AR: Creio que não! Eles viram as barbas a arder, viram o que se está a passar no Iraque e no Afeganistão com 15% de baixas por Stresse de Guerra. O MDN tomou medidas: os nossos actuais combatentes e os seus familiares estão a ser muito bem acompanhados e tanto quanto tem sido divulgado os problemas têm sido poucos.
AP: Numa altura em que o relógio aperta para muitos ex-combatentes, tendo em vista a idade avançada em que muitos já se encontram, que futuro vê para os inúmeros casos ainda não resolvidos de stress de guerra?
AR: Existem muitas coisas que podem ser feitas sendo que a unidade na luta de todas as associações de combatentes e de todas as associações de militares e para-militares são fundamentais para uma causa que nos é comum: os policias, os soldados da GNR são cada vez mais vítimas de stress post traumático com muitos casos de suicídio e grande número de baixas psiquiátricas.

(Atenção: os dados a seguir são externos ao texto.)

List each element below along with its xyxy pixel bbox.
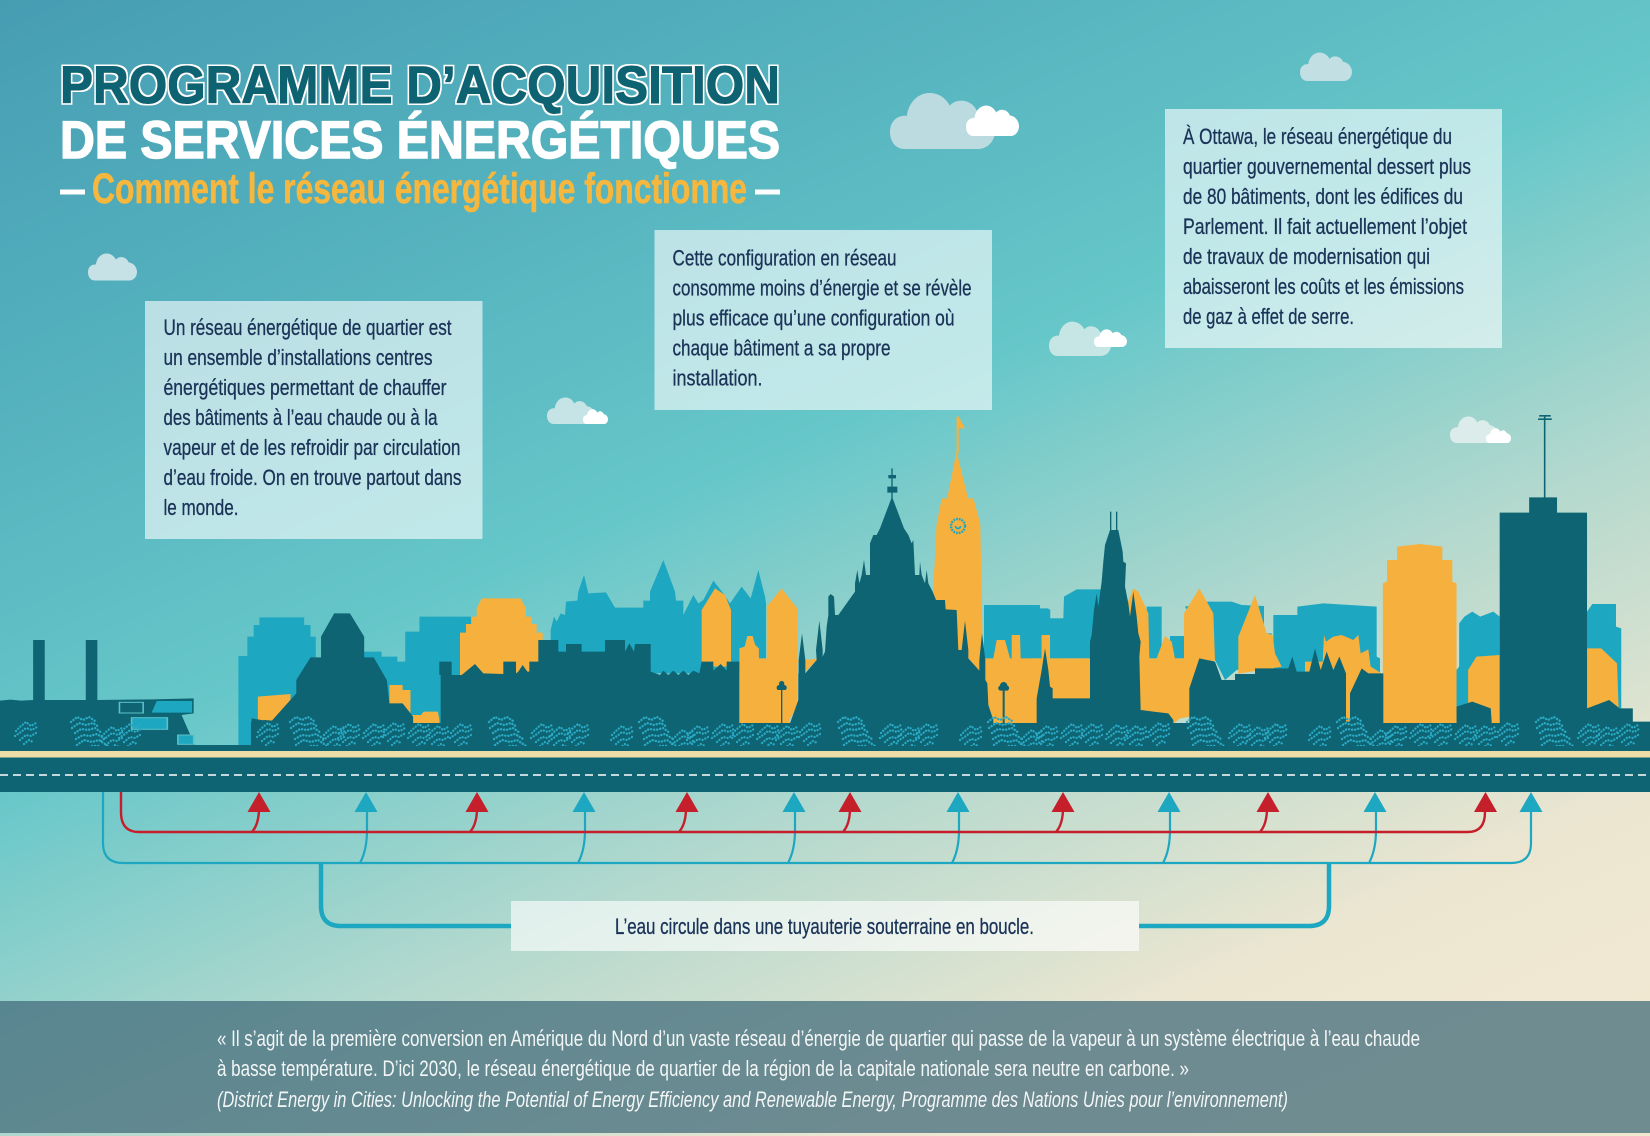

Em segundo lugar a lei tem de ser cumprida no que respeita aos prazos: os processos já não demoram três ou quatro anos no Ministério da Saúde para fazer o Modelo 2, mas demoram o mesmo tempo na CPIP para darem um parecer e demoram mais de oito ou nove anos no total.
Tem de haver uma denúncia pública e os casos devem ser postos em tribunal.